The United States has paid much attention to hydrogen energy. In 2003, the Bush administration invested 1.7 billion US dollars in a hydrogen fuel initiative which focused on the industrialized production, storage and application of hydrogen energy. In 2004, the US set up its first hydrogen gas station. In December 2005, a fixed hydrogen power device known as "the third generation household power station" went into operation in California. The hydrogen supplied by the device kept fuel cells working. The third generation device was 30 per cent lighter than the second one with 25 per cent increase in power generation and 50 percent expansion of hydrogen production and storage.
The European Union has also stepped up the development and application of hydrogen energy. The EU doubled its investment in hydrogen energy and fuel cell to 25 to 30 million euros during its sixth Framework Program (2002-2006). The five Nordic nations, Norway, Denmark, Finland, Sweden and Iceland have established the Nordic Energy Research recently to improve their capability in producing bio-hydrogen.
Developing countries have attached great importance to the development of hydrogen energy. Israel has made remarkable achievements. Researchers in the country has developed a new technology that makes it easier to use, store and transport hydrogen.
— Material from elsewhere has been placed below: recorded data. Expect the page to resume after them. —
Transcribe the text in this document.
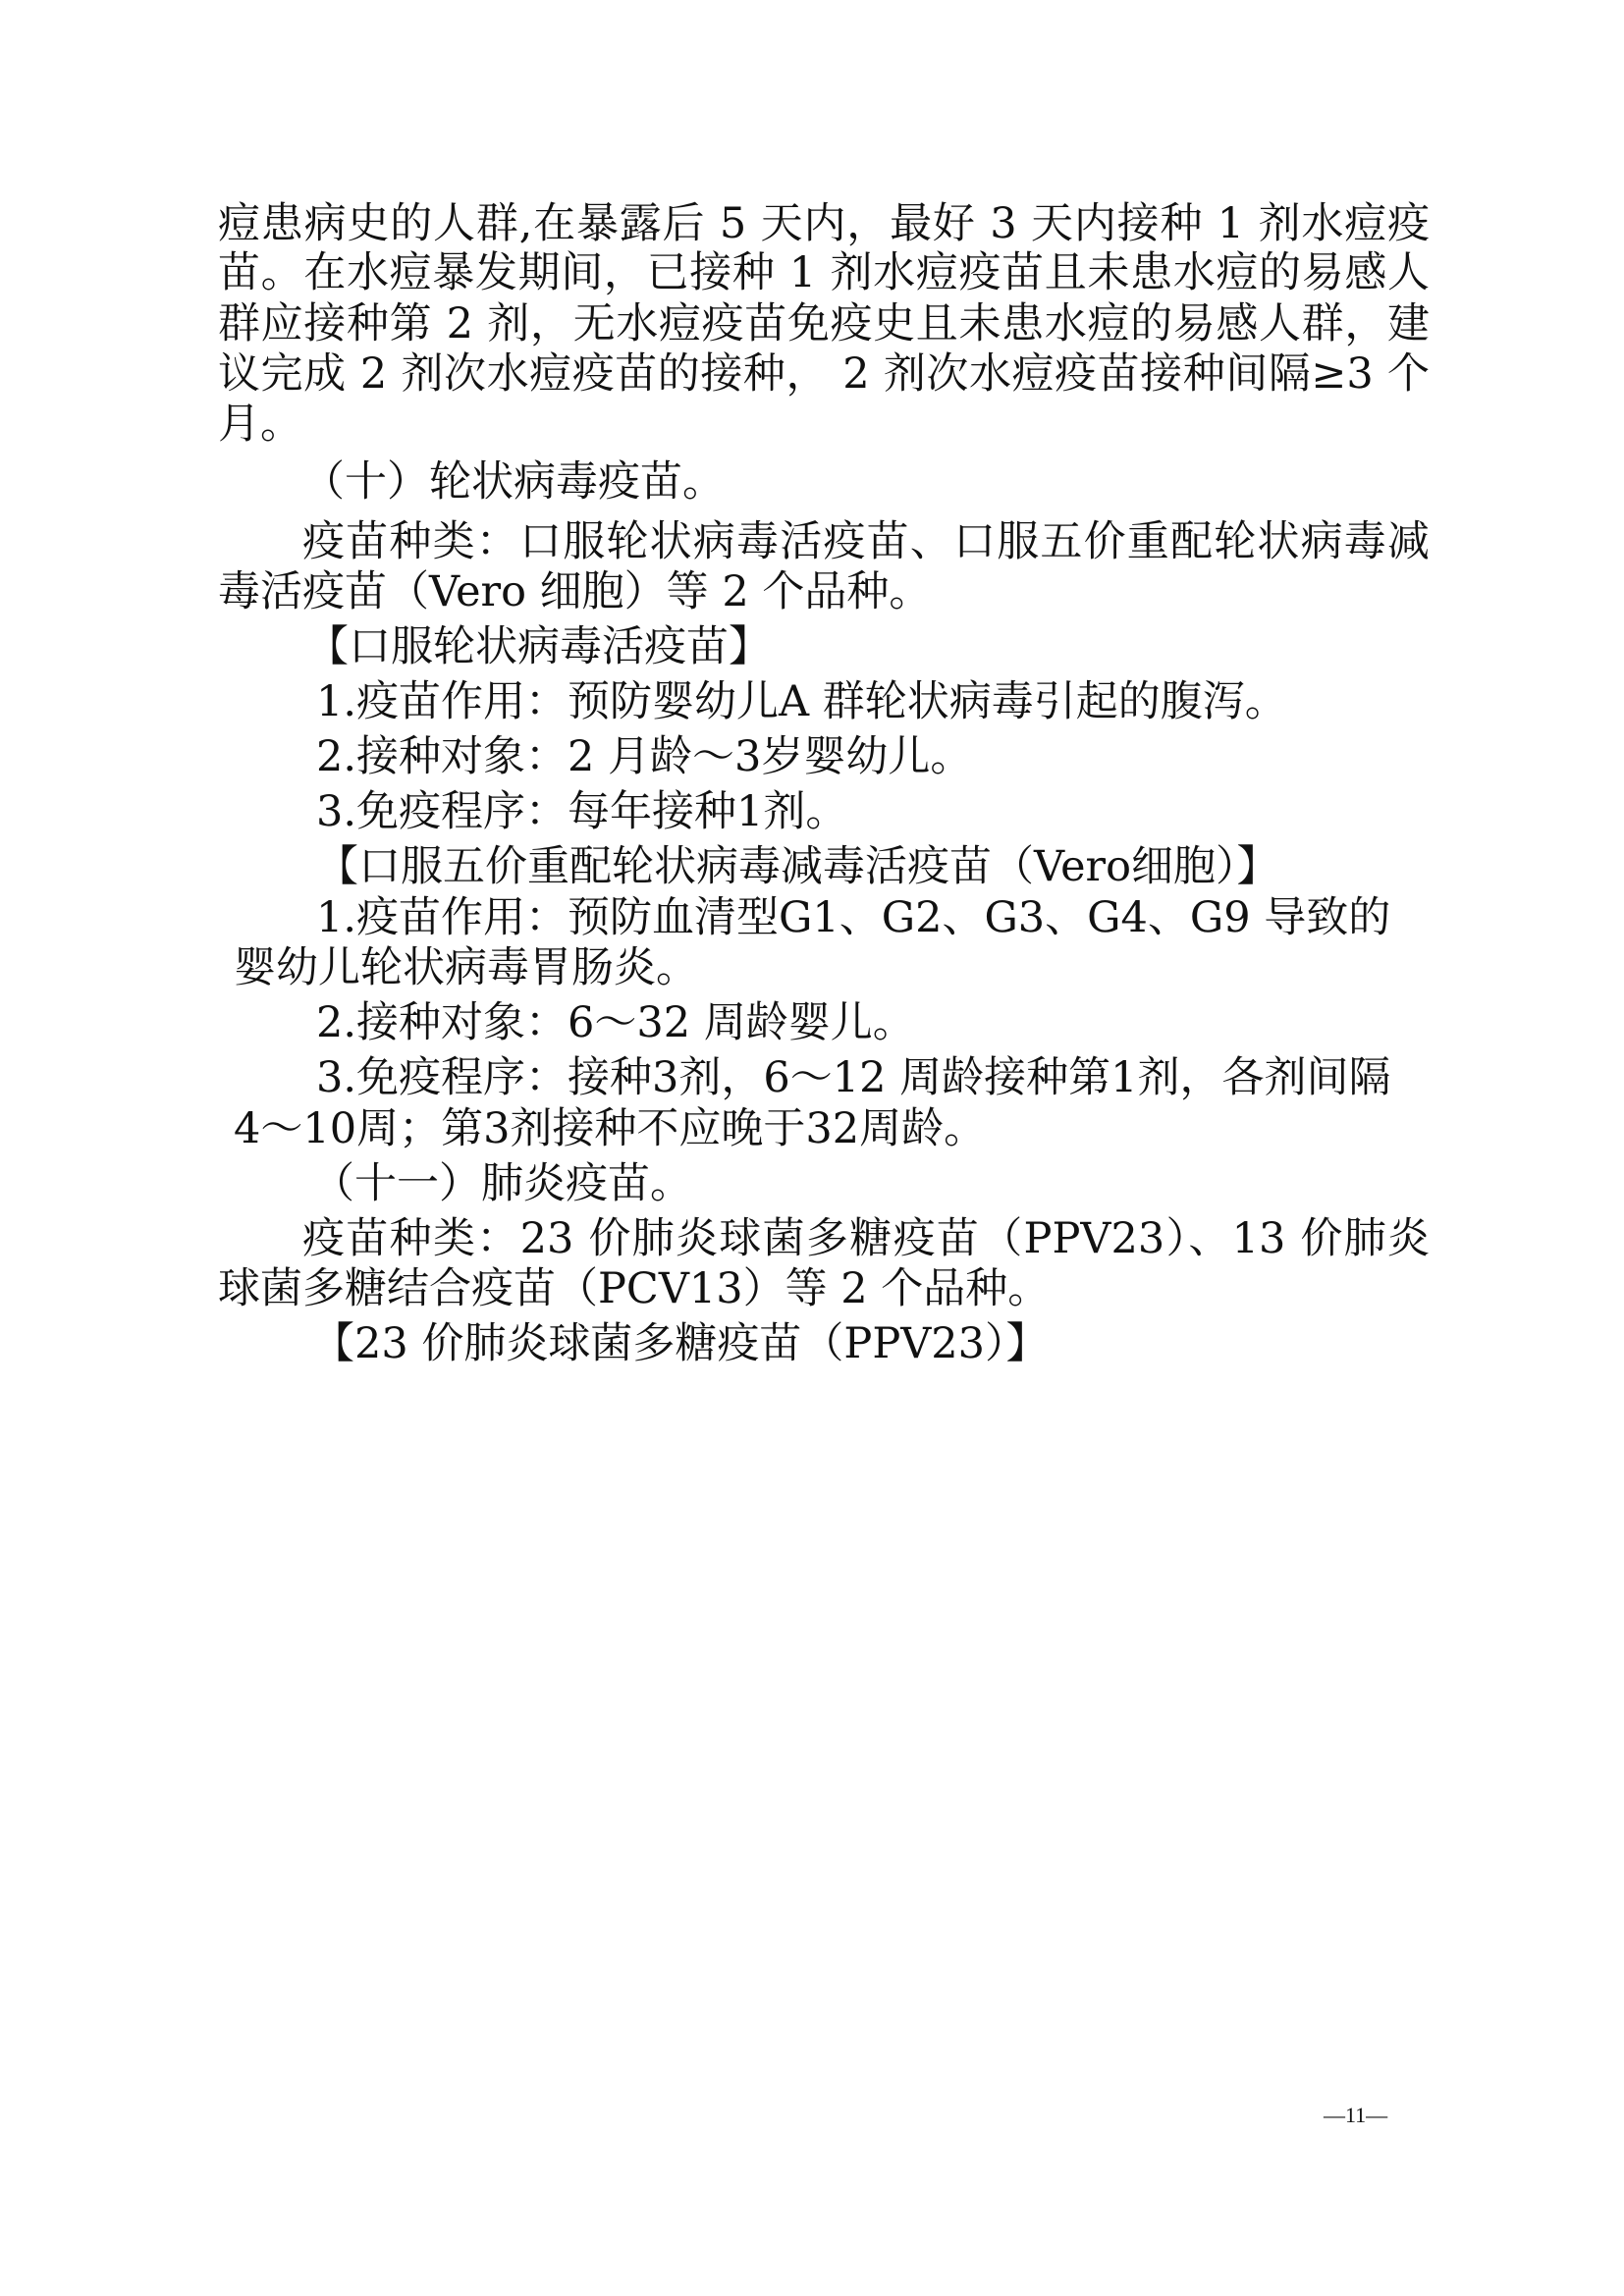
痘患病史的人群,在暴露后 5 天内，最好 3 天内接种 1 剂水痘疫
苗。在水痘暴发期间，已接种 1 剂水痘疫苗且未患水痘的易感人
群应接种第 2 剂，无水痘疫苗免疫史且未患水痘的易感人群，建
议完成 2 剂次水痘疫苗的接种， 2 剂次水痘疫苗接种间隔≥3 个
月。
（十）轮状病毒疫苗。
疫苗种类：口服轮状病毒活疫苗、口服五价重配轮状病毒减
毒活疫苗（Vero 细胞）等 2 个品种。
【口服轮状病毒活疫苗】
1.疫苗作用：预防婴幼儿A 群轮状病毒引起的腹泻。
2.接种对象：2 月龄～3岁婴幼儿。
3.免疫程序：每年接种1剂。
【口服五价重配轮状病毒减毒活疫苗（Vero细胞）】
1.疫苗作用：预防血清型G1、G2、G3、G4、G9 导致的
婴幼儿轮状病毒胃肠炎。
2.接种对象：6～32 周龄婴儿。
3.免疫程序：接种3剂，6～12 周龄接种第1剂，各剂间隔
4～10周；第3剂接种不应晚于32周龄。
（十一）肺炎疫苗。
疫苗种类：23 价肺炎球菌多糖疫苗（PPV23）、13 价肺炎
球菌多糖结合疫苗（PCV13）等 2 个品种。
【23 价肺炎球菌多糖疫苗（PPV23）】
—11—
India has developed a clean fuel motorbike driven by metal hydride. The cost for the use of the motorcycle is higher at the present; however, it is regarded as an economical vehicle in the long run due to the low cost for hydrogen fuel and durable storage tank for metal hydride. Besides that, Besides, evident progress has also been made in the nation on the research of cooking stove, generators and illuminations powered by hydrogen.
China has developed a sample vehicle driven by hydrogen fuel cells, marking that China has the capability to develop hydrogen-powered fuel cell engines.
In short, various countries have placed emphasis on both developing fuel cell vehicles and fixed generating device powered by hydrogen energy, which will be closer to people's life.